China Adds $71 Billion in Cash in Past Week to Calm Nerves

China Adds $71 Billion in Cash in Past Week to Calm Nerves

The People's Bank of China has injected a total of 460 billion yuan ($71 billion) of short-term cash into the banking system over the past five business days, including 70 billion yuan on Friday. This helps ensure sufficient liquidity throughout the Evergrande issuance period, as well as meeting the increased demand for cash ahead of China's week-long vacation in early October. The rate on overnight loans fell to 1.68 percent, the lowest level since late July, from 2.28 percent last week.

After rising worries about Evergrande sparked a global sell-off Monday, the moves helped calm China's financial markets. After falling 2.4 percent the previous week, the Shanghai Stock Index is up 0.3 percent this week. The infusion also contrasted with the federal government's detached attitude toward the fortunes of the real estate developer.

Vinson Foon, head of fixed-income research at Maybank Kim Eng Securities Pte Ltd. in Singapore, said, "Stability in interbank funding is critical to the market's financial strength." "Given the connection between the end of the quarter and the Evergrande events, this is especially important when the need for cash increases."

Due to the increased demand for cash from banks for regulatory checks, authorities usually loosen liquidity controls towards the end of the quarter. And in recent days, PBOC operations have not moved away from their previous pattern of injecting liquidity when seasonal demand for cash is high.

While onshore signs of contagion may be weaker, rates remain high. In recent days, at least seven Chinese banks have rushed to reassure investors about the risks associated with Evergrande's evolving crisis, saying that they have sufficient collateral for the developer's debt and that the risks are manageable. Meanwhile, the lack of notice from Evergrande of the $83.5 million in interest payments due Thursday on the dollar-denominated bonds adds further confusion to the developer's problems.

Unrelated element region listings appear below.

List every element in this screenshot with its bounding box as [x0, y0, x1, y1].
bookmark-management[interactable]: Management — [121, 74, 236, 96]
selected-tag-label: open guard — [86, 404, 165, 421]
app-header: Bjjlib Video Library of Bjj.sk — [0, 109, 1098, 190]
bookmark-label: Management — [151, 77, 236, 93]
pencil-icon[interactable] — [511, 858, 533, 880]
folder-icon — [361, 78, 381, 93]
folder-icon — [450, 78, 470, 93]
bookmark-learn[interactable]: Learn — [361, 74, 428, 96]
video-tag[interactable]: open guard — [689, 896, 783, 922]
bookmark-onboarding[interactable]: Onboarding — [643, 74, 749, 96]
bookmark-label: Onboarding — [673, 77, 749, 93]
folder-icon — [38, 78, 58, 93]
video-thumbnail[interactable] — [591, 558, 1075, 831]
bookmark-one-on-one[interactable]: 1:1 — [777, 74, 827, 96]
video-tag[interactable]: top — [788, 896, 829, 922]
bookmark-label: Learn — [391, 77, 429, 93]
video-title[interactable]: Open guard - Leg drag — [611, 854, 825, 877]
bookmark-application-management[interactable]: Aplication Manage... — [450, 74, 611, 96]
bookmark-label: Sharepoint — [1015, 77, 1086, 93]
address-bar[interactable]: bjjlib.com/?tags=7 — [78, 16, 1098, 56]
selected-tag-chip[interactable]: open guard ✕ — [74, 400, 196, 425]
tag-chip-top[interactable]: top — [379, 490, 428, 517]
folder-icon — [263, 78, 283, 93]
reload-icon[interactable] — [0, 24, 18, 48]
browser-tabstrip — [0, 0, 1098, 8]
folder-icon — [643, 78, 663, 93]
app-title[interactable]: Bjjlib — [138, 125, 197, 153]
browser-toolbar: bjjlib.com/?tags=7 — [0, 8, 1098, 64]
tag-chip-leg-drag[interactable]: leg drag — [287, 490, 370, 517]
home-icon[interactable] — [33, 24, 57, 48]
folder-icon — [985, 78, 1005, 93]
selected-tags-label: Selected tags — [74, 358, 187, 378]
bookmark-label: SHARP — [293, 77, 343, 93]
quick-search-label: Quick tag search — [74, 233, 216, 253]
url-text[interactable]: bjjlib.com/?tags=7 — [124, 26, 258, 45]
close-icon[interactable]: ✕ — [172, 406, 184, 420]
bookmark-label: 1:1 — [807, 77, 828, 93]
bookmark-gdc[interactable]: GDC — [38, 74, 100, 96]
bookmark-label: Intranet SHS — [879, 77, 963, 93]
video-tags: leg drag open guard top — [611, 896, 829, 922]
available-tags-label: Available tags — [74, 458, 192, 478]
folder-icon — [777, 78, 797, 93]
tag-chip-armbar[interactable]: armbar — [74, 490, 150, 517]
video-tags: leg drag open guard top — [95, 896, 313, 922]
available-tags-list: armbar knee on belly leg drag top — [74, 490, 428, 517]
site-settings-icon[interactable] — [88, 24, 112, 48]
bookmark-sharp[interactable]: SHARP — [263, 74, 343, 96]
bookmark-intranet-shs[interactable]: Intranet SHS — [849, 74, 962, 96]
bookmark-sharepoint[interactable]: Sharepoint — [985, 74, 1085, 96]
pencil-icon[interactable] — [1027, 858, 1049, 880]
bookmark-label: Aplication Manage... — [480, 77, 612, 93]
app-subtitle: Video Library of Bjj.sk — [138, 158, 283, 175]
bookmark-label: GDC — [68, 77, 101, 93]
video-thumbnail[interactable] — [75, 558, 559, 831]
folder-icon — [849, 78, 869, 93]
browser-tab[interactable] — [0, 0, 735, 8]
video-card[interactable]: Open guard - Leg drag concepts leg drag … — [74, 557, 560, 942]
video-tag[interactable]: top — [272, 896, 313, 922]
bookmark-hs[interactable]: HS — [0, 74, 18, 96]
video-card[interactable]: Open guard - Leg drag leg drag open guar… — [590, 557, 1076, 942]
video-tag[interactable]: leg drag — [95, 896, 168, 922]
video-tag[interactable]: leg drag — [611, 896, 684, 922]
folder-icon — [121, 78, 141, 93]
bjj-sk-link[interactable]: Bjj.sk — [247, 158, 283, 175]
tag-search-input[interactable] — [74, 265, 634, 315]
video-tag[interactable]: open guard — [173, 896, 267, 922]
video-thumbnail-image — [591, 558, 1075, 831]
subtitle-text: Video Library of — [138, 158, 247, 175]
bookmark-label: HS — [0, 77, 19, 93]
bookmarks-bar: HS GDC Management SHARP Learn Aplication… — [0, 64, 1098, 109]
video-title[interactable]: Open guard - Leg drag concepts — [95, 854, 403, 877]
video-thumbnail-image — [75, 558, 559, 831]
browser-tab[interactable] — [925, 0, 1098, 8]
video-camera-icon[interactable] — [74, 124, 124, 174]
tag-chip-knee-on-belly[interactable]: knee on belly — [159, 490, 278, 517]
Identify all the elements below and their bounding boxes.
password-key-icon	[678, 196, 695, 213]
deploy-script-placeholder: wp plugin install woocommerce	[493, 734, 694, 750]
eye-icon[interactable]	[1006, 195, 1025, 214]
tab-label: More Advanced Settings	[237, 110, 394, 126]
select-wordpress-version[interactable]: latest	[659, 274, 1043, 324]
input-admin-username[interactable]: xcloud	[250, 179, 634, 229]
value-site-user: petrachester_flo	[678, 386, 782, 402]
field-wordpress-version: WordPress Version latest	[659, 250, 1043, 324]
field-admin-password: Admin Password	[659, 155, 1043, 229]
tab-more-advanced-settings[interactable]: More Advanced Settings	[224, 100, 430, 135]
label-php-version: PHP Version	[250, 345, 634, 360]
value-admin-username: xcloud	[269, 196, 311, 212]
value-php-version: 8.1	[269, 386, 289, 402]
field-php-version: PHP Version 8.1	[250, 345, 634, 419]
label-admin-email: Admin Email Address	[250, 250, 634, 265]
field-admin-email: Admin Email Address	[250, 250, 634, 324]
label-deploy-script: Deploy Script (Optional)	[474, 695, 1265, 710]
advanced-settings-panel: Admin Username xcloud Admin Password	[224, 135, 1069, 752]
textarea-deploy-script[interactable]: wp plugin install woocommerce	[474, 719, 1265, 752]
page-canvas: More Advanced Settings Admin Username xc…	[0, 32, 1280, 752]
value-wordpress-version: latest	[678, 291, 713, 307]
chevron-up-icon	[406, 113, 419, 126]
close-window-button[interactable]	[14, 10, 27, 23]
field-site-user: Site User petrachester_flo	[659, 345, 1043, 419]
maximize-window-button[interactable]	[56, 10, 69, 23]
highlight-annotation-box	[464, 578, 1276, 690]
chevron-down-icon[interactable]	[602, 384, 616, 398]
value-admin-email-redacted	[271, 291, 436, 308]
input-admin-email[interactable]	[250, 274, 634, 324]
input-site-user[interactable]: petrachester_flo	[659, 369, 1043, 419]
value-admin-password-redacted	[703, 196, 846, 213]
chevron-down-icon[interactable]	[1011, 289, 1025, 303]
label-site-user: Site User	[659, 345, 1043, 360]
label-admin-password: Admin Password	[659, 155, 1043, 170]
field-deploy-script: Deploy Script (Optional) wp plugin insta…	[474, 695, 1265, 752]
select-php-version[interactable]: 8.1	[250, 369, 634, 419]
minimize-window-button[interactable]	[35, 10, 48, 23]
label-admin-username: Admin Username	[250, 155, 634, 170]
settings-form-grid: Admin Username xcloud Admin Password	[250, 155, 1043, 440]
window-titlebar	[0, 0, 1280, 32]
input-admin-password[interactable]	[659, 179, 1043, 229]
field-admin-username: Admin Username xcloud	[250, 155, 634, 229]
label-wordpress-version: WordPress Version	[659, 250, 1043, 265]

The central bank has other options if necessary, Foon said.

"In addition to the number of liquidity injections, the PBOC can adjust the period and type of instruments, providing longer-term liquidity as needed," he said. "This serves to bolster market confidence that liquidity will not only be provided when needed, but will be available for as long as needed."

Beijing's financial regulators urged Evergrande to take all possible steps to prevent a default on dollar-denominated bonds in the near future, while focusing on completing unfinished construction projects and paying off debts to individual investors.

As of 2:10 p.m. local time, the Shanghai Composite Index was down 0.4 percent.